When you find the right groove, running is joyful. You’re comfortable in stride and feel like you can go forever. But as soon as your energy starts flagging, you may start wondering, “Why am I doing this?” If you don’t have a good answer, your run may turn into a walk, and that walk may turn into never getting out the door at all.
Keeping yourself motivated is a big part of your training—and it starts with setting goals for yourself. If you’re a new runner, the goal may be making it one block farther than your previous run, completing your first race, or finishing a marathon. If you’re a consistent runner, your goal may be to set a personal time record, introduce cross-training to your regimen, or qualify for the Boston Marathon. No matter what your goals are, here are four steps to successfully achieving them.
1. Find Your Motivation
Having a goal race can help you with daily motivation. Mārtiņš Zemlickis
When setting any goal, start with your “why.” Reasons for running are as personal as fingerprints. Your motive may be to stay fit, to lose weight, or to find camaraderie with other runners. Every reason is a good one. Here are a few questions to help you find inspiration.
• Why do you want to be a runner or why do you like running?
• What do you gain from participating in running?
• Is there anything you would like to accomplish in running that you haven’t already?
• How will you be different or will things be different if you accomplish this goal?
When the miles get long, or it seems like there’s no light at the end of the tunnel, this “why” will keep you going. Some runners write their “whys” on their hands or wear shoelace charms engraved with words or mantras to remind them of their motivation.
2. Get SMART
In his book Meb for Mortals, New York City Marathon and Boston Marathon winner Meb Keflezighi writes, “Your goals should require you to reach outside your comfort zone while remaining within the realm of possibility.” One way to do that is to set SMART goals, yes, just like your high school teacher taught you. The goals should be:
S – Specific
M – Measurable
A – Action Required
R – Realistic
T – Timely
Luckily for runners, specific goals (e.g., completing a race or setting a PR) are also immediately measurable. Setting realistic goals and time frames is more challenging. In this case, it may be useful to start with a long-term goal, like running a marathon and break it into smaller steps. For example, if you want to run a marathon in a year, what’s your goal for six months from now? What are your benchmarks for this month? This week?
Setting these short-term goals also will help you build confidence in completing your overall objective. If you ran two miles for this week’s long run, a three-mile run next week won’t look so difficult. Each training run you complete gets your body and your mind one step closer to achieving the long-term goal.
When you encounter obstacles—like an injury or illness—stay flexible with your goals.

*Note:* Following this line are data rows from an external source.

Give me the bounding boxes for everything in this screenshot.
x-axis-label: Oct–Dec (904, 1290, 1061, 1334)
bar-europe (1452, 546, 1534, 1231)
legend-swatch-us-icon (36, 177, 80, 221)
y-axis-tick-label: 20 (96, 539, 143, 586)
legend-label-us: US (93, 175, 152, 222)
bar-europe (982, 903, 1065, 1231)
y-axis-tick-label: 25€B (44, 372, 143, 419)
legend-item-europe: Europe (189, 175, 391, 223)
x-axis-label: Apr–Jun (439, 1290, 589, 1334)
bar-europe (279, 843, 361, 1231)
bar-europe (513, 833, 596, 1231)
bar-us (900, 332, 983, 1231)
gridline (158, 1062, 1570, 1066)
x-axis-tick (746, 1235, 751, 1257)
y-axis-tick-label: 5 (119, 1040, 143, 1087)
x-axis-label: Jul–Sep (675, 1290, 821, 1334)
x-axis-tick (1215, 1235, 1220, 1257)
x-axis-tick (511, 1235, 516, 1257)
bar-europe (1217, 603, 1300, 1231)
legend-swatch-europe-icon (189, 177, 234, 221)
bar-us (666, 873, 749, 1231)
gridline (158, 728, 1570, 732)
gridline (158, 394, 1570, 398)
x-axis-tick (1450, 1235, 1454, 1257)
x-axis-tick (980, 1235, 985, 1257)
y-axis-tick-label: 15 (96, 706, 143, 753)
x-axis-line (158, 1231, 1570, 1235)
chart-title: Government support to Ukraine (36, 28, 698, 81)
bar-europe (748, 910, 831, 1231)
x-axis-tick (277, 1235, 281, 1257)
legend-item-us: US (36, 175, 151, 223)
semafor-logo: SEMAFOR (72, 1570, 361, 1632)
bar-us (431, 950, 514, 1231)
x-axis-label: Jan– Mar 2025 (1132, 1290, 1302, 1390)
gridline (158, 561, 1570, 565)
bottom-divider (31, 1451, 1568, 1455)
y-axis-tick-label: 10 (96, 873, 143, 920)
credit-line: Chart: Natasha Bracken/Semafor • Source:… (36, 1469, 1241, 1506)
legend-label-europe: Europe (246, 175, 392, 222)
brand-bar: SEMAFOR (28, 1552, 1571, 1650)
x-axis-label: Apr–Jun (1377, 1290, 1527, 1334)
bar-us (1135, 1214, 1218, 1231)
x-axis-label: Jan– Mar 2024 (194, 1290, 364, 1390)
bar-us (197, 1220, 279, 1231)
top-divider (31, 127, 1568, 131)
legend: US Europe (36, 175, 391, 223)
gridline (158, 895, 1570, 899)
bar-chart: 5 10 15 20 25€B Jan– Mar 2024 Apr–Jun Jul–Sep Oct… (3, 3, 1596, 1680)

Missing a few runs doesn’t mean you’ve failed or won’t be able to achieve your chief aim. However, you may need to re-evaluate your goal. When obstacles come up, get back on track by going back to your “why” and SMART goal setting.
3. Write It Down
Once you have your goal, make it concrete. Dr. Gail Matthews, at Dominican University in California, led a study on goal-setting and found participants were 42 percent more likely to achieve their goals if they wrote them down.
A neurological function helps explain why this works: In the process of encoding, our brains decide what gets stored in our long-term memory and what gets discarded. Writing something down improves this process. In other words, we have a much higher chance of remembering goals if we record them.
Writing down your goal brings you closer to achieving it. And setting short-term goals helps you get out the door and onto the road, trail, or treadmill with purpose. Take the time to establish a training plan, which will enable you to not only set mileage or time goals but also mix in a variety of workouts over the course of the weeks ahead.
4. Tell a Friend
Sharing your goal makes it real—and makes you more likely to accomplish it. Dr. Matthews’ study found that more than 70 percent of participants who sent updates to a friend about their process reported they achieved their goal, compared to only 35 percent who kept their goals to themselves. Sharing your goal may help you gain clarity. Talking over your goal may help you sharpen it.
Of course, running with a partner or a group can help you achieve your goals. But even speaking your goal aloud can motivate you to take action and stay on track—even if no one is acting as your accountability coach.
What’s most important? Just keep running. Dean Karnazes, American ultramarathon runner and author of Ultramarathon Man: Confessions of an All-Night Runner, advises, “Run when you can, walk if you have to, crawl if you must; just never give up.”